We can see that there is significant effort of code rewriting between Fig. 1(a) and (b), which further motivates the need for our work. Furthermore, in case of real applications, data dependencies between multiple OpenACC kernels must be considered.

4 MACC: A OpenACC Transpiler for Multi-GPU Use

We present MACC — a transpiler that eliminates the effort of using OpenACC in multi-GPU environments. Our transpiler allows OpenACC (which traditionally targets a single GPU) to run on multiple GPUs without changing the source code. Our approach is to source-to-source transform the OpenACC application into post source-code that exploits both OpenACC and OpenMP.

The operations performed by MACC can be condensed down to three steps:

  1. (1)

    The source code is parsed and OpenACC directive understood and abbreviated notation (e.g. "parallel loop", "kernels copy(..)") flattened. Tightly-nested (which has just one loop inside except for the innermost) or loop-directive-specified loops within a kernels construct are transformed to use an OpenACC parallel construct (and loop directives with the reduction clause if any collective operation is found and the independent clause if our basic checker statically finds no loop-carried dependency between iterations).

  2. (2)

    Array reference expressions are extracted using our data-flow analysis (described in Subsect. 4.3) and code to dynamically find data dependencies at runtime are constructed.

  3. (3)

    MACC outputs post source-code, which effectively is hybrid OpenMP and OpenACC version of the original code but capable of multi-GPU execution (described in Subsect. 4.4).

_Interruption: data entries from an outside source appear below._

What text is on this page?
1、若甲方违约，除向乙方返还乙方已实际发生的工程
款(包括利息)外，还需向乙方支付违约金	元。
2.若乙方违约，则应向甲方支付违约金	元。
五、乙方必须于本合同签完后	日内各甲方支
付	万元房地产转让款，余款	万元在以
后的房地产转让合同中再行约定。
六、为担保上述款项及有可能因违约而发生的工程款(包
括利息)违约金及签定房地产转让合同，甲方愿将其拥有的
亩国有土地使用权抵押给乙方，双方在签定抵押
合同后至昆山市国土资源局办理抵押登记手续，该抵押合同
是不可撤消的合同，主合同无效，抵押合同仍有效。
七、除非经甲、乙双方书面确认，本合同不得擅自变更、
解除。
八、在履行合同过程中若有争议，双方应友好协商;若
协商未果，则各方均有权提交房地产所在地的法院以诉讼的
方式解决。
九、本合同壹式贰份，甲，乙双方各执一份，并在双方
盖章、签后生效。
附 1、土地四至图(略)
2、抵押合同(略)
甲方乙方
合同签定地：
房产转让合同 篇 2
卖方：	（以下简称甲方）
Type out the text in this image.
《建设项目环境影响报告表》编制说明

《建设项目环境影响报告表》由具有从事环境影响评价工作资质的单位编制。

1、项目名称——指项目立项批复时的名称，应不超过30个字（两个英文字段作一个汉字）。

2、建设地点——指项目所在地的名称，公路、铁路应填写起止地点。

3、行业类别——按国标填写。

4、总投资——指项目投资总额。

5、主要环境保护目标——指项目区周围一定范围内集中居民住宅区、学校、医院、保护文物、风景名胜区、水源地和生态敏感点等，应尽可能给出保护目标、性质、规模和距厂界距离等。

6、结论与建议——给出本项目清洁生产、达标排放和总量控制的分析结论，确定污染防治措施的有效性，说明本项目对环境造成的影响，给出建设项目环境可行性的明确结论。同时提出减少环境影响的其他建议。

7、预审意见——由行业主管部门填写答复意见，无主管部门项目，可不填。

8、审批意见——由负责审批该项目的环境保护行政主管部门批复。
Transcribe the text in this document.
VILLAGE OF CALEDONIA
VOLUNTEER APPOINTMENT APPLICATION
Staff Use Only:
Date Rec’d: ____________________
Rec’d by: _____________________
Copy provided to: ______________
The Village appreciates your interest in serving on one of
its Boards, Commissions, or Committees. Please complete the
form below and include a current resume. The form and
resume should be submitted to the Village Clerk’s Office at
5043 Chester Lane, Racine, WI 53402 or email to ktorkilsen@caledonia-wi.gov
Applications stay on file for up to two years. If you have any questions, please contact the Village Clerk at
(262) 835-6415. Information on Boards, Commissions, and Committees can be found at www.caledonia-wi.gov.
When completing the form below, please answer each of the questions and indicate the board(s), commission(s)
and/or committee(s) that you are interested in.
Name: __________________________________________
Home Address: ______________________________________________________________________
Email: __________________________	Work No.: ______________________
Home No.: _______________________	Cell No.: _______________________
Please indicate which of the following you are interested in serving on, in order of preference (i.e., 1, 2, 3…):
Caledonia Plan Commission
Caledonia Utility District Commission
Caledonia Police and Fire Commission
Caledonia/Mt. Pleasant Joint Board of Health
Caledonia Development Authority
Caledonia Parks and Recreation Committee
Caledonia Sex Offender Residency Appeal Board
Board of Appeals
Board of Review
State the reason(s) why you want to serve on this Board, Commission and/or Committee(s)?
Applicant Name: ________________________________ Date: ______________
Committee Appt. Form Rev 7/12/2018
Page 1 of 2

The final output can then be compiled with any compiler supporting OpenACC and OpenMP. Our compiler pass is generic and thus untied to any specific compiler backend. Host-to/from-GPU and GPU-to-GPU communication in the post source-code are automatically generated based on our communication algorithm to resolve data dependencies, leveraging shared host memory and GPU interconnects (described in Subsect. 4.2).

We have deliberately chosen to have the transpiled source-code use a hybrid OpenACC and OpenMP approach. There are no formal requirements behind using OpenMP and our methodology can be extended to use less abstract models such as POSIX Threads. However, by leveraging OpenMP we can more easily use existing infrastructure (such as) to debug or analyze the performance. Furthermore, future work of ours includes code multi-versioning to enable hybrid execution of single-/multi-GPU and general purpose processor accelerators; it is here we expect our design decision to bear fruit as OpenMP traditionally (prior to the 4.0 accelerator directives) target general purpose processors.

4.1 Execution on Multi-GPU Environments

Since OpenACC primarily target loop-level parallelism of the outermost loop, we need to make sure to avoid data dependencies on the memory accesses happening between processors executing the parallelized loop.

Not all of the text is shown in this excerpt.